LostInParadise's avatar

And I am guessing that you would say that what you believe falls under the .1 time out of 100 that it is not a religion but is instead the Gospel Truth.

rojo's avatar

Aren’t they all? ^^^

LostInParadise's avatar

The specific religion that you follow is a matter of choice and circumstances. You can’t lay out a proof that one is more true than another. There may be one that calls out to you above all the others. That’s fine. Just be willing to acknowledge that there are other people, just as moral and enlightened as you, who are called to different religions or perhaps to none at all.

Hypocrisy_Central's avatar

^ You can’t lay out a proof that one is more true than another. There may be one that calls out to you above all the others.
There is only one truth; anything else has to be false. Just as people point to this and that and believe because of the evidence they see or believe they see, even if they never had the chance to step foot there themselves some evidence leads you to the truth if not the Truth Himself. However, if you do not have the tools to read the evidence then you are left not ever being able to know. The evidence I received might not be able to be put under a microscope but it has manifested itself enough times to not be any fluke.

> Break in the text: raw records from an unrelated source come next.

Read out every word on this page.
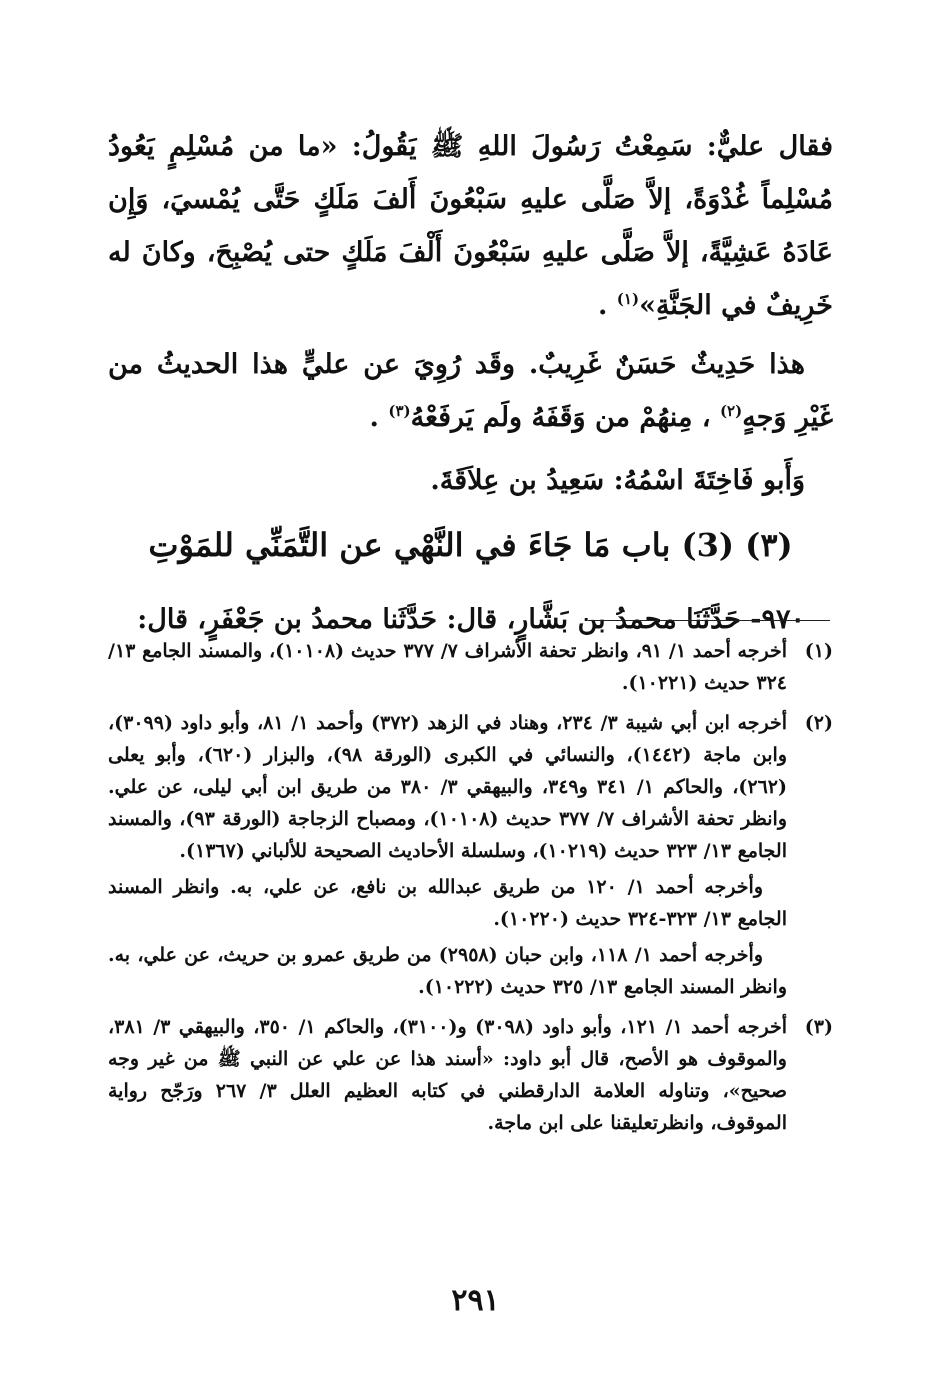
فقال عليٌّ: سَمِعْتُ رَسُولَ اللهِ ﷺ يَقُولُ: «ما من مُسْلِمٍ يَعُودُ مُسْلِماً غُدْوَةً، إلاَّ صَلَّى عليهِ سَبْعُونَ أَلفَ مَلَكٍ حَتَّى يُمْسيَ، وَإِن عَادَهُ عَشِيَّةً، إلاَّ صَلَّى عليهِ سَبْعُونَ أَلْفَ مَلَكٍ حتى يُصْبِحَ، وكانَ له خَرِيفٌ في الجَنَّةِ»$^{(١)}$ .

هذا حَدِيثٌ حَسَنٌ غَرِيبٌ. وقَد رُوِيَ عن عليٍّ هذا الحديثُ من غَيْرِ وَجهٍ$^{(٢)}$ ، مِنهُمْ من وَقَفَهُ ولَم يَرفَعْهُ$^{(٣)}$ .

وَأَبو فَاخِتَةَ اسْمُهُ: سَعِيدُ بن عِلاَقَةَ.

(٣) (3) باب مَا جَاءَ في النَّهْي عن التَّمَنِّي للمَوْتِ

٩٧٠- حَدَّثَنَا محمدُ بن بَشَّارٍ، قال: حَدَّثَنا محمدُ بن جَعْفَرٍ، قال:

(١)

أخرجه أحمد ١/ ٩١، وانظر تحفة الأشراف ٧/ ٣٧٧ حديث (١٠١٠٨)، والمسند الجامع ١٣/ ٣٢٤ حديث (١٠٢٢١).

(٢)

أخرجه ابن أبي شيبة ٣/ ٢٣٤، وهناد في الزهد (٣٧٢) وأحمد ١/ ٨١، وأبو داود (٣٠٩٩)، وابن ماجة (١٤٤٢)، والنسائي في الكبرى (الورقة ٩٨)، والبزار (٦٢٠)، وأبو يعلى (٢٦٢)، والحاكم ١/ ٣٤١ و٣٤٩، والبيهقي ٣/ ٣٨٠ من طريق ابن أبي ليلى، عن علي. وانظر تحفة الأشراف ٧/ ٣٧٧ حديث (١٠١٠٨)، ومصباح الزجاجة (الورقة ٩٣)، والمسند الجامع ١٣/ ٣٢٣ حديث (١٠٢١٩)، وسلسلة الأحاديث الصحيحة للألباني (١٣٦٧).

وأخرجه أحمد ١/ ١٢٠ من طريق عبدالله بن نافع، عن علي، به. وانظر المسند الجامع ١٣/ ٣٢٣-٣٢٤ حديث (١٠٢٢٠).

وأخرجه أحمد ١/ ١١٨، وابن حبان (٢٩٥٨) من طريق عمرو بن حريث، عن علي، به. وانظر المسند الجامع ١٣/ ٣٢٥ حديث (١٠٢٢٢).

(٣)

أخرجه أحمد ١/ ١٢١، وأبو داود (٣٠٩٨) و(٣١٠٠)، والحاكم ١/ ٣٥٠، والبيهقي ٣/ ٣٨١، والموقوف هو الأصح، قال أبو داود: «أسند هذا عن علي عن النبي ﷺ من غير وجه صحيح»، وتناوله العلامة الدارقطني في كتابه العظيم العلل ٣/ ٢٦٧ ورَجّح رواية الموقوف، وانظرتعليقنا على ابن ماجة.

٢٩١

Just be willing to acknowledge that there are other people, just as moral and enlightened as you, who are called to different religions or perhaps to none at all.
People’s morality notwithstanding, sure, there are people who maybe more moral than I am, but they are in no better position than I was when I was walking in the dark. If they can’t see the Truth, it is because they don’t know how, or choose to stay in the darkness, as nice and moral as they are.

hadeel's avatar

I am faithful. My religion is Islam. I am very upset and really livid by what have been done by the non faithful Muslims to destroy the great, wonderful relation between Allah and the people and among the people themselves. But even though the causes and effects of their bloody actions daily increase and have serious impacts on our sole Home I am still faithful and believe in Allah for one reason that, is He listens to me since I was 12 years when my god was my big brother. It is a remote story, and I am enthusiastic to tell you about it. I remember when I took his precious pen and I lost it, I imitated my parents and prayed. As soon as I had done it, I saw the pen under the table. More than thirty years have passed and still I feel He listens to me and respond in every new minute. I cannot be but a believer in spite of the ugly crimes committed in the name of Muslims ’ god against the Muslims themselves as well as the other people related them the strongest covenants as the Charter of the united nations and the potential social, cultural relationships between me and my Christian friends.

Cruiser's avatar

Thanks for sharing @hadeel and welcome to Fluther.

talljasperman's avatar

How the congregation makes me feel welcome or not.

Response moderated (Off-Topic)
Strauss's avatar

I just now came back to this thread and read the comments by @hadeel. You are another example of the type of person I was speaking of in this post.